Tuesday 13 July 2010

Tony Blair and his £250k globe-trotting guards: Taxpayer left footing the bill for former Prime Minister's security

By Jason Lewis

Full details of Tony Blair's travels in the past year graphically show how he is dividing his time between money-making deals, holidays and international diplomacy.
A Mail on Sunday investigation has revealed how the taxpayer has spent more than £250,000 paying the expenses of police bodyguards travelling with the former Prime Minister as he added to his £20million fortune, relaxed on luxury breaks and pursued his role as a UN peace negotiator.

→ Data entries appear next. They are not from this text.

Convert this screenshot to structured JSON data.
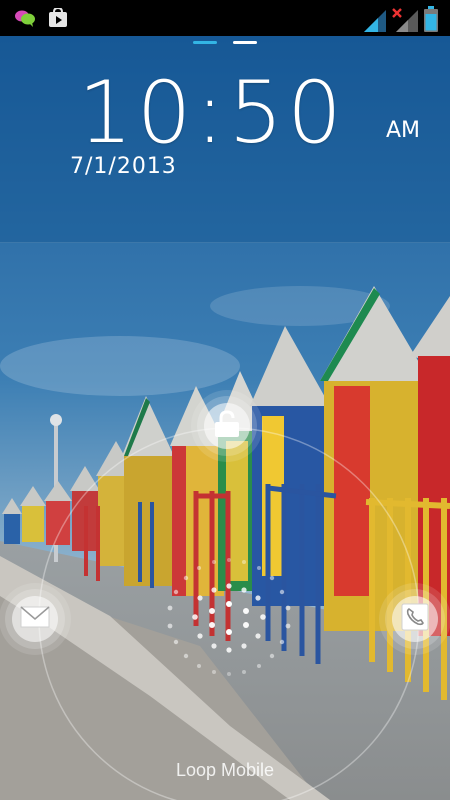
{
  "status_bar": {
    "notification_icons": [
      "chat-bubbles-icon",
      "play-store-icon"
    ],
    "system_icons": [
      "signal-strength-icon",
      "signal-no-data-icon",
      "battery-icon"
    ]
  },
  "lockscreen": {
    "page_count": 2,
    "active_page": 1,
    "clock": {
      "time": "10:50",
      "ampm": "AM"
    },
    "date": "7/1/2013",
    "carrier": "Loop Mobile",
    "targets": [
      {
        "name": "unlock",
        "icon": "unlock-padlock-icon"
      },
      {
        "name": "messaging",
        "icon": "envelope-icon"
      },
      {
        "name": "phone",
        "icon": "phone-handset-icon"
      }
    ]
  },
  "colors": {
    "accent": "#33b5e5",
    "status_bar": "#000000",
    "clock_text": "#ffffff"
  }
}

It also can be revealed that the police  -  and therefore the taxpayer  -  sometimes pick up the bill for Mr Blair's transport. After an incident when police bodyguards paid the $230 cost of a limousine journey, a senior officer justified the expense with a note saying: 'When we make a decision around security matters ... it will fall down to us to pay.'
Busy boy: The map above shows a few of the locations Tony Blair 
has built up his expenses bill
Busy boy: The map above shows a few of the locations Tony Blair has built up his expenses bill
He added: 'I think that any moves away from this runs the risk of getting into the very public debate around the whole funding of [Mr Blair's] protection operations overseas.'
 
Last week Mr Blair's office rejected calls for him to pay towards the cost of his armed guards, arguing that he spends most of his time on unpaid charity work and on trying to secure peace in the Middle East. The former Premier spent about eight months of last year out of Britain.
Tony Blair
World tour: Tony Blair, pictured with his aide Ruth Turner, has built up quite a bill for taxpayer on his travels
But analysis of the travels of his security team  -  who fly with him and also in advance of overseas trips on security 'recces'  -  suggests he is also spending much of this time on his lucrative paid work.

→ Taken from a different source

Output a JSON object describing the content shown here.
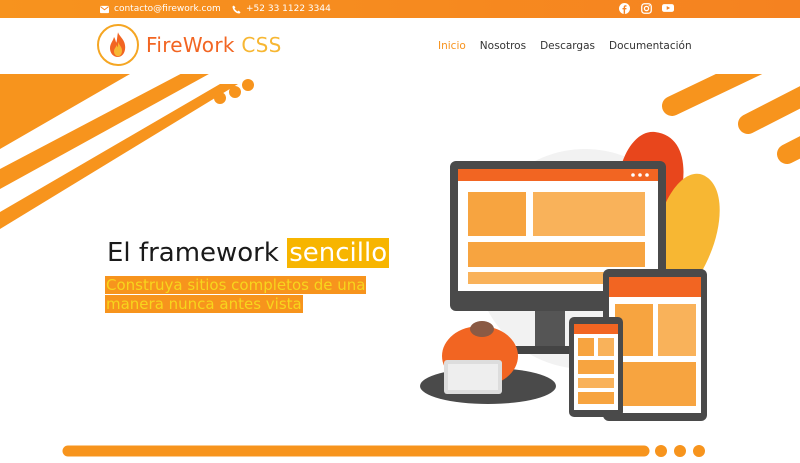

Mr Blair is paid £2million a year as an adviser to Wall Street bank JP Morgan offering 'global strategic advice'. During a six-night trip to New York last September his bodyguards paid more than £465 a night to stay at the five-star Carlyle Hotel on fashionable Madison Avenue.

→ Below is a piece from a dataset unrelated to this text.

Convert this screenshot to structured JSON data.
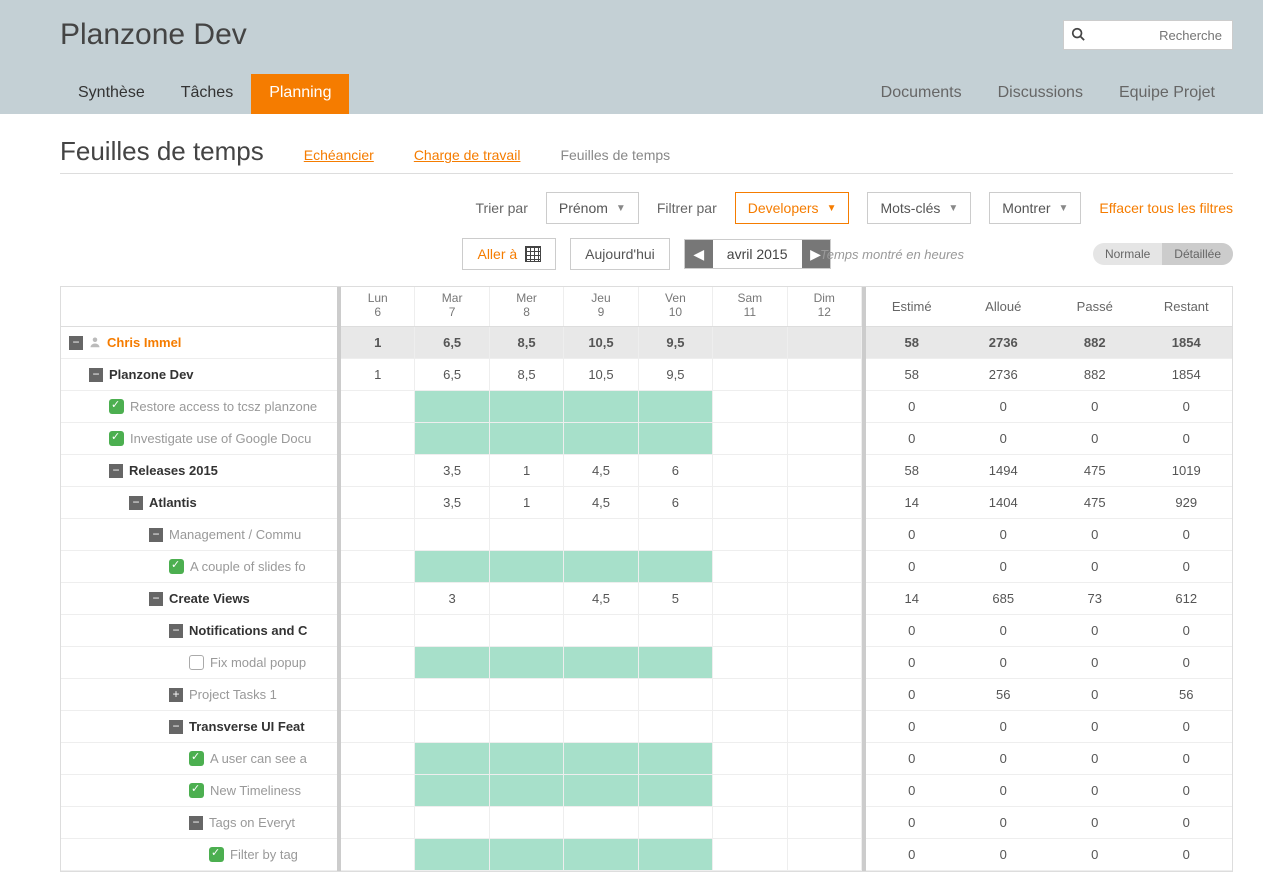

Mr Blair is also paid for similar help by Mubadala, an Abu Dhabi investment fund. One two-night stay for protection officers at the luxurious Emirates Palace Hotel cost more than £850, with a cappuccino and 'traditional English Cake' costing £11.69.
Critics suggest it is difficult to see the distinction between his holidays, charity work  -  he runs a Faith Foundation and the African Governance Initiative, trying to end corrupt practices in Rwanda and Sierra Leone  -  and his moneymaking ventures.
One of Mr Blair's trips at the end of last year to Abu Dhabi saw him meet the education minister in the morning to promote his charitable work and then the finance minister in the afternoon on behalf of JP Morgan.
The evidence from his guards' expenses claims also detail how Mr Blair took at least five luxury holidays last year, including six nights at Ulusaba, Sir Richard Branson's private game reserve in South Africa  -  described as 'the finest luxury known to man'.
The trip, in April, saw at least three officers travelling to the resort at a cost to the taxpayer of £2,050.